"We tested a lot of different screens and we found this was the smallest screen we could have that still had a usable QWERTY keyboard," the CTO expounded. "More than just an extension of the phone, we had to be able to enter data into it, and anything smaller than 2.4 inches was too small when we would press more than two or three buttons."
Meanwhile, Wilkins said Neptune was able to put Android on a smartwatch-sized screen simply because the 320 x 240 resolution was already supported by the OS.
"Obviously we made a lot of UI tweaks to make it work smoothly and comfortably on a smaller screen," he said. "But there's actually a lot of older Android phones that have the same resolution as us, so there was very little modification besides making it more usable and changing the size of the buttons."
Over our video call, Wilkins demonstrated how Pine could upload Facebook, check email, play a game of Angry Birds Rio and switch between apps almost seamlessly.
"It can completely replace your phone, but we know people aren't ready to give up their phones yet so we have a really good tethering app, so [Pine] will also work as a tethered device for your notifications, text messages, email, and you can answer calls from it.
"We want people to get the device without having to choose between this or their iPhone, and adopt it to fit in whatever equipment setup they have already."
Pine, by the way, offers tethering for both iOS and Android.
Complications and future advancements
The Pine smartwatch could be revolutionary but it's not without drawbacks. One very important point to note is it only supports up to 3G speeds. Wilkins explained the speed ceiling is really due to a limitation of components.
"The reason we don't have 4G was when we were looking at antenna considerations, the 4G space requirements were a little out of our range," he said. "It would have just made it too big and we're pushing the limits on this at the moment to fit 3G GSM and enough space that the antenna and board don't interfere with each other."

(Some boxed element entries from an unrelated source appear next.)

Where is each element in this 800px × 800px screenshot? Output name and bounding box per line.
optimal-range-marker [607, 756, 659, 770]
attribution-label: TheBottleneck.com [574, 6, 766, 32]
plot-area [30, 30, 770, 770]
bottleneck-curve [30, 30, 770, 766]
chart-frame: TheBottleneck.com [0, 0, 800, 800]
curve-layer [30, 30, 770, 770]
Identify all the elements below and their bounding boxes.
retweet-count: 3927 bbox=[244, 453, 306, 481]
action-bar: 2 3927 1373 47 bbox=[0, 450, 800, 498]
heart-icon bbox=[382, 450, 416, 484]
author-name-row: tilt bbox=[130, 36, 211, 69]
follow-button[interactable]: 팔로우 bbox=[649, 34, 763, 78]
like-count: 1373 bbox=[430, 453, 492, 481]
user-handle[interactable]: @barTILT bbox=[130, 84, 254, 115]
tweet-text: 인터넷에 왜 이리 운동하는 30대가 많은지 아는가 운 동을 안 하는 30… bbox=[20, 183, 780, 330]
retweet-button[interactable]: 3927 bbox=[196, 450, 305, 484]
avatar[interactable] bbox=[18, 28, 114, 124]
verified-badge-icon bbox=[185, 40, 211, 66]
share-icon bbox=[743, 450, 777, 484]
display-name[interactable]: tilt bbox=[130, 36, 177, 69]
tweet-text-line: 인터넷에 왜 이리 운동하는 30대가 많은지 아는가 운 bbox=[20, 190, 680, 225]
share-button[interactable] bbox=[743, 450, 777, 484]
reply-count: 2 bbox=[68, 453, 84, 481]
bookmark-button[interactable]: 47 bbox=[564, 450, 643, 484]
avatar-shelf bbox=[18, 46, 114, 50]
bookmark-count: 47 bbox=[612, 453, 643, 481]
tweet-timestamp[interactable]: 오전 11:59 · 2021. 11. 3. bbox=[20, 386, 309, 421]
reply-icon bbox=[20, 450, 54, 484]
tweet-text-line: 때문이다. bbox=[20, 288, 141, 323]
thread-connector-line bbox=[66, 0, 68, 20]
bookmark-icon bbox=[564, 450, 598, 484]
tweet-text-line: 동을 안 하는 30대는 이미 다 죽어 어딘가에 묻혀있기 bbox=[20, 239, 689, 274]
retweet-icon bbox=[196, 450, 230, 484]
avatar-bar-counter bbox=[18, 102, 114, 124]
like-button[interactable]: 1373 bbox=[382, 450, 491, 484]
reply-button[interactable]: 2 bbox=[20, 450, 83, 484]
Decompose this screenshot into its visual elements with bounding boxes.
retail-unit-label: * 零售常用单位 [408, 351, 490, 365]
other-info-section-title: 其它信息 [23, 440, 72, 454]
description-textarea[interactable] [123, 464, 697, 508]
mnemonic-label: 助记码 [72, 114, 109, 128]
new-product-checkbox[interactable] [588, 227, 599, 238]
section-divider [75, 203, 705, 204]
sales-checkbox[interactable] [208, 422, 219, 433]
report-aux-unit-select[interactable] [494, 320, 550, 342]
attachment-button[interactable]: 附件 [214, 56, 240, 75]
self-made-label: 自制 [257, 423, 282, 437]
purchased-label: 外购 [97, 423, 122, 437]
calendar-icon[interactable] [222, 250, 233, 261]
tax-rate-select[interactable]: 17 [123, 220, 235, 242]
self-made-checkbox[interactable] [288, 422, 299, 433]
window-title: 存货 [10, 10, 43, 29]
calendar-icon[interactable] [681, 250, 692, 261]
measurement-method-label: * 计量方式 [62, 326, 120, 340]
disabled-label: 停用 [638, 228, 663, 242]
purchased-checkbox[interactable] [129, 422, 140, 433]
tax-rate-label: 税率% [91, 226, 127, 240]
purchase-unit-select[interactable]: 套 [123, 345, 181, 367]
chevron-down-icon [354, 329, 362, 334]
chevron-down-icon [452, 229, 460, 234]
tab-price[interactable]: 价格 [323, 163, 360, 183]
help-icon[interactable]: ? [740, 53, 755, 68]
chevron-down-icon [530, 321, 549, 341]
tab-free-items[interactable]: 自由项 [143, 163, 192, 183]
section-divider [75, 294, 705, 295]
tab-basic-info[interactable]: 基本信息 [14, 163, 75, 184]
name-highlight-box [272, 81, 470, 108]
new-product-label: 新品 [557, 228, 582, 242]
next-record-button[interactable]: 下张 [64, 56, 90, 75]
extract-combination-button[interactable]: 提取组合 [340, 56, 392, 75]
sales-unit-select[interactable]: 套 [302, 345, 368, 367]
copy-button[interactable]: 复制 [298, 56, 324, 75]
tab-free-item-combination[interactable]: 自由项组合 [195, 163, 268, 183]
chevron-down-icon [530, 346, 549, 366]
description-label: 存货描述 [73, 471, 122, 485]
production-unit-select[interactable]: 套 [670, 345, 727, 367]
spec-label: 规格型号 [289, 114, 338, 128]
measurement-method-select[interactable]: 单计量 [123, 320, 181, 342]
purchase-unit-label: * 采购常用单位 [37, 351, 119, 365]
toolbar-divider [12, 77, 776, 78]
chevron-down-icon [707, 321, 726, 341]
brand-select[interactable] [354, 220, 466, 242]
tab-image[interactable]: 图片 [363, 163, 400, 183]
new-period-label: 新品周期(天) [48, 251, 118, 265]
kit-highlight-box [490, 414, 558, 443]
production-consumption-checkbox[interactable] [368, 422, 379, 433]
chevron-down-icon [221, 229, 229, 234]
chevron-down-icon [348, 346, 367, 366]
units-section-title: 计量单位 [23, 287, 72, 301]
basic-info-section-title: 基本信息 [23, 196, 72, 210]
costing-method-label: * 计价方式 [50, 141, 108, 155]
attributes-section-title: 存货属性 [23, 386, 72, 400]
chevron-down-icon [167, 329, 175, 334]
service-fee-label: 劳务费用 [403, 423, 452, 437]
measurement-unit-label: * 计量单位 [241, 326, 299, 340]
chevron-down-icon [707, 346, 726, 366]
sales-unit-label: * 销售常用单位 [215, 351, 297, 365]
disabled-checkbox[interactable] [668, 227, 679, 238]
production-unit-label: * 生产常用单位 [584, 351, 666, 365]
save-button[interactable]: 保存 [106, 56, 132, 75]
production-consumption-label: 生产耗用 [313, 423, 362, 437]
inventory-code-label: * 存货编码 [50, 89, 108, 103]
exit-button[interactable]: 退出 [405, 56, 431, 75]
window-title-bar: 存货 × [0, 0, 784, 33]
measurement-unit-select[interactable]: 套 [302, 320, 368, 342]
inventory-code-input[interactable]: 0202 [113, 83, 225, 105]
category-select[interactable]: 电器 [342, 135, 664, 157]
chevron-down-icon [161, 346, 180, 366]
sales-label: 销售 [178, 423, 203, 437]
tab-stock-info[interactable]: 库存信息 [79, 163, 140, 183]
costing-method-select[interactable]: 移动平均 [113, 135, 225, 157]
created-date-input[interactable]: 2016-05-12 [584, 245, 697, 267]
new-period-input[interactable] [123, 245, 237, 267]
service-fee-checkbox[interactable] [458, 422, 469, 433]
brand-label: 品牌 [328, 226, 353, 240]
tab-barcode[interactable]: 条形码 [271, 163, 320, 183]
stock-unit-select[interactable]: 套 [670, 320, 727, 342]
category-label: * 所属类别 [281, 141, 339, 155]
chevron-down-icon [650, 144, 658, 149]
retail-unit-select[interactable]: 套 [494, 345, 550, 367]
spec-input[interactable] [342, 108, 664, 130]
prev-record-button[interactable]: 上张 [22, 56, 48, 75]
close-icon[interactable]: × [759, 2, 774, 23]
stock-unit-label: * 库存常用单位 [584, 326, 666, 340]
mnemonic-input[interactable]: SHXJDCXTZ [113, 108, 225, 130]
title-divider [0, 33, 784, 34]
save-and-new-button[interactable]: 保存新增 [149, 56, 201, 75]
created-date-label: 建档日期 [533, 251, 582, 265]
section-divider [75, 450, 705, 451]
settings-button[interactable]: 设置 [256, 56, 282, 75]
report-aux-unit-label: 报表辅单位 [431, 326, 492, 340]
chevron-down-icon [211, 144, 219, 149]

"We're about at the size limit and still we've had to overcome a lot of technical barriers to have it working smoothly and pass FCC regulations so you don't have to worry about dropped calls or any antenna inefficiencies."
Moving forward, the Neptune team is still tweaking Pine to reduce the size and refine the user experience. On top of this, they hope to improve the battery life from eight hours of talk time and 120 hours on standby. That said, Wilkins also sees a lot of emerging technologies on the horizon for the next generation Pine device.
"There's a few new technologies we're looking at like flexible OLED and things like this that are just coming into production. Obviously a bunch of different low-energy technologies let us extend our battery life and there's a lot of other cool technology we're looking at for next-gen."
The roadmap to reality
The Pine smartwatch has already garnered enough support on Kickstarter to raise well over its initial $100,000 CAD goal. Combine that with the 2,007 backers, 1,839 of which have actually pre-ordered a Pine, and it seems like the smartwatch stands a good chance of making it out the door.
By January, Neptune expects to produce at least 2,500 Pine units to be shipped throughout the US and Canada, plus international orders sent worldwide for an additional $15 (about £9/AU$15). However, Neptune stated that Pine has only met regulatory requirements for Canada, the United States, China, India, and the European Union.
The Neptune Pine smartwatch is up for pre-orders starting at $215 (about £131/AU$237) for the 16GB model and $262 (about £159/AU$289) with double the storage. When the Pine comes to its full retail launch in 2014, it will be available starting at $314 (about £192/AU$347).
While even the most popular Kickstarter campaigns have fizzled before their products make it to backers, Wilkins said he is 100% confident that Neptune will be ship Pine by the end of next month.
"We're most of the way through tooling and setting up our assembly line. It's really just getting the funds for the materials, but we have working devices and overcome all the major technical challenges to it."